La rupture principale s’effectue avec le libre-échange. Trump propose d’instaurer une taxe de 20 à 45 % sur les importations en provenance de Chine, du Japon et du Mexique, ciblant en particulier les productions étrangères des groupes américains. Les traités de commerce concernant les Amériques et le Pacifique seraient dénoncés et le grand marché transatlantique abandonné. Enfin, les 11 millions de travailleurs clandestins seraient expulsés et un mur construit à la frontière avec le Mexique.
Les conséquences potentielles de ce programme sont cataclysmiques. Pour le Trésor, il en résulterait une perte de 9 500 milliards de dollars sur dix ans qui porterait le déficit public de 2,4 % à plus de 4 % du PIB et ferait exploser la dette de 120 à 180 % du PIB en 2026. Les mesures protectionnistes entraîneraient des représailles et déclencheraient la guerre commerciale et monétaire que le G20 est parvenu à éviter en 2009. Sur le plan économique, les Etats-Unis seraient isolés et perdraient leur capacité unique à attirer talents et cerveaux, entreprises et capitaux. Sur le plan financier, la dette deviendrait insoutenable dès lors qu’elle est très largement souscrite par les investisseurs étrangers, notamment la Chine. Sur le plan géopolitique, le risque serait très élevé que la généralisation des différends commerciaux et monétaires débouche sur des conflits armés entre les grands pôles qui structurent la mondialisation.

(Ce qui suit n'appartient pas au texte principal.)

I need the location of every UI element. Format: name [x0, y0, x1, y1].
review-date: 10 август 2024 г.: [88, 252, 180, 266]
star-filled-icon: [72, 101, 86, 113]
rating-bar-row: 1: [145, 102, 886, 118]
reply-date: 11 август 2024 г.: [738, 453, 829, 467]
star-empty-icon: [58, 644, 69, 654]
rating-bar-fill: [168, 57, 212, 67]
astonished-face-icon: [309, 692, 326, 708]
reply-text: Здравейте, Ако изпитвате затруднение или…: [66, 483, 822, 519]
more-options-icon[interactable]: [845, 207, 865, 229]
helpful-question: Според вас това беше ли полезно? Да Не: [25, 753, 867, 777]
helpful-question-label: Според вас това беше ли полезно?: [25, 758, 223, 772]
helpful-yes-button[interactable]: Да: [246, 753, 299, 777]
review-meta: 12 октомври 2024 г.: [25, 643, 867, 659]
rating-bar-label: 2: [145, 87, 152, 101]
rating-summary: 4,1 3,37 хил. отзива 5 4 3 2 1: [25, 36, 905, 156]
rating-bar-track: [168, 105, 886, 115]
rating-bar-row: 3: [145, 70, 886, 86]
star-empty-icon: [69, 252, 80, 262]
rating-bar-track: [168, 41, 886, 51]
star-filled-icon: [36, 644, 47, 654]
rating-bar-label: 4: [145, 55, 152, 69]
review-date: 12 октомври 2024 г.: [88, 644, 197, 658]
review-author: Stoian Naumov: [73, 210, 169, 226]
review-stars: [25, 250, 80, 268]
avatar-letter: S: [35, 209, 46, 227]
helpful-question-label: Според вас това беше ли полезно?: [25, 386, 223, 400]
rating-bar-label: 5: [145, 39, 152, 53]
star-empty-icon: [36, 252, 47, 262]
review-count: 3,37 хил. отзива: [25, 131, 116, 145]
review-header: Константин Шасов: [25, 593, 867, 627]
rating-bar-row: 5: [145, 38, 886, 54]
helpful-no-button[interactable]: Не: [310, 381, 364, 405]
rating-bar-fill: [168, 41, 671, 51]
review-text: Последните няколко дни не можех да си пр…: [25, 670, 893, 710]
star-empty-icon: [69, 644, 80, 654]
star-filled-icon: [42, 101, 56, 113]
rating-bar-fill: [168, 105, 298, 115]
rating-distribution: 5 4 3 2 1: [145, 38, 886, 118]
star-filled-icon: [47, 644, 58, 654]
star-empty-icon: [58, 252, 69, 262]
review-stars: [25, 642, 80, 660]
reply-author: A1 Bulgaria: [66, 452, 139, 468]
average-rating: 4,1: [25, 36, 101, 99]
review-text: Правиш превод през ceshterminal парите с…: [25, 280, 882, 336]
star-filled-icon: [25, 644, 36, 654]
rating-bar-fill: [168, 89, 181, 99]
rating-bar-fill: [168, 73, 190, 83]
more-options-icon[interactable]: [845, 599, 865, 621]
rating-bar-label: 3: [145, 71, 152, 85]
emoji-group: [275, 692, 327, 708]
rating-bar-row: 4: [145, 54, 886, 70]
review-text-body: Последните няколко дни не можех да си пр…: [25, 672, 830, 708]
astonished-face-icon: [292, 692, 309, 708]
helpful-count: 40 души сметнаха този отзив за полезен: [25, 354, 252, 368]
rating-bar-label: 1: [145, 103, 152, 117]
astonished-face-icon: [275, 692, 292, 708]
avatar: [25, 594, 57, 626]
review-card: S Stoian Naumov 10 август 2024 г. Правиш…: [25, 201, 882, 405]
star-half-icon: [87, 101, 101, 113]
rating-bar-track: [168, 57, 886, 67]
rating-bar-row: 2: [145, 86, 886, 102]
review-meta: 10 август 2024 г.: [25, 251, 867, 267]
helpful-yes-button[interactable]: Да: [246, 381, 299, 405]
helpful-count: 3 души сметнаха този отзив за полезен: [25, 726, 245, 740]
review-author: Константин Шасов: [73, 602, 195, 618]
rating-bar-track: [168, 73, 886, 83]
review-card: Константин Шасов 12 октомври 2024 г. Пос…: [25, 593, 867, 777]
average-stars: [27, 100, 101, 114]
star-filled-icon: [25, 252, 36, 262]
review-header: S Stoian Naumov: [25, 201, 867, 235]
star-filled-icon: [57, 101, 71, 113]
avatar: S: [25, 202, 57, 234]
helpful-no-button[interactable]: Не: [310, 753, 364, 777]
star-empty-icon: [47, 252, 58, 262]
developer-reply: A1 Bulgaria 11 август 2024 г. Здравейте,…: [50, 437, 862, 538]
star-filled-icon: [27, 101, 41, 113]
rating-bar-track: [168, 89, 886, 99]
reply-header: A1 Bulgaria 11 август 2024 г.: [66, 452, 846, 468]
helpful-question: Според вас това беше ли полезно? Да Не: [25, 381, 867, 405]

L’une des forces du système politique américain réside dans son ouverture à des personnalités atypiques. Mais Donald Trump n’est pas Ronald Reagan. Ce dernier, sous le couvert d’une politique de l’offre, n’a pas hésité à conduire une stratégie résolument keynésienne. Sa politique économique et internationale a réussi à sortir l’Amérique du cauchemar de sa défaite au Vietnam et des chocs pétroliers.
Trump, qui multiplie les contresens historiques, refuse la mondialisation sous prétexte qu’elle serait incarnée par Barack Obama, revenant ainsi à un déni du XXIe siècle. Son isolationnisme et son nationalisme sont le meilleur moyen d’aggraver le chaos mondial et le déclin des Etats-Unis, tout en divisant les démocraties face aux menaces stratégiques émanant des nouveaux autocrates et des djihadistes. L’assèchement des ressources de l’Etat fédéral et son surendettement déboucheraient inévitablement sur une nouvelle crise financière. Surtout, le recours massif au protectionnisme réamorcerait le risque d’une déflation mondiale, écartée in extremis en 2009.
Trump renoue ainsi avec les erreurs majeures commises par les États-Unis en 1930, quand l’augmentation massive des droits de douane votée par la loi Smoot-Hawley provoqua une cascade de mesures protectionnistes et de dévaluations compétitives en représailles qui disloquèrent les échanges et les paiements mondiaux. Il est probable qu’il modérera ses prises de position une fois investi. S’il devait être élu, ses pouvoirs resteraient encadrés par la Constitution à travers le rôle dévolu au Congrès et à la Cour suprême. Mais la démagogie n’est pas une Google Car qu’on manœuvre à volonté. Ce n’est pas à l’Amérique mais à la Dépression que Donald Trump est en passe de redonner toute sa vigueur.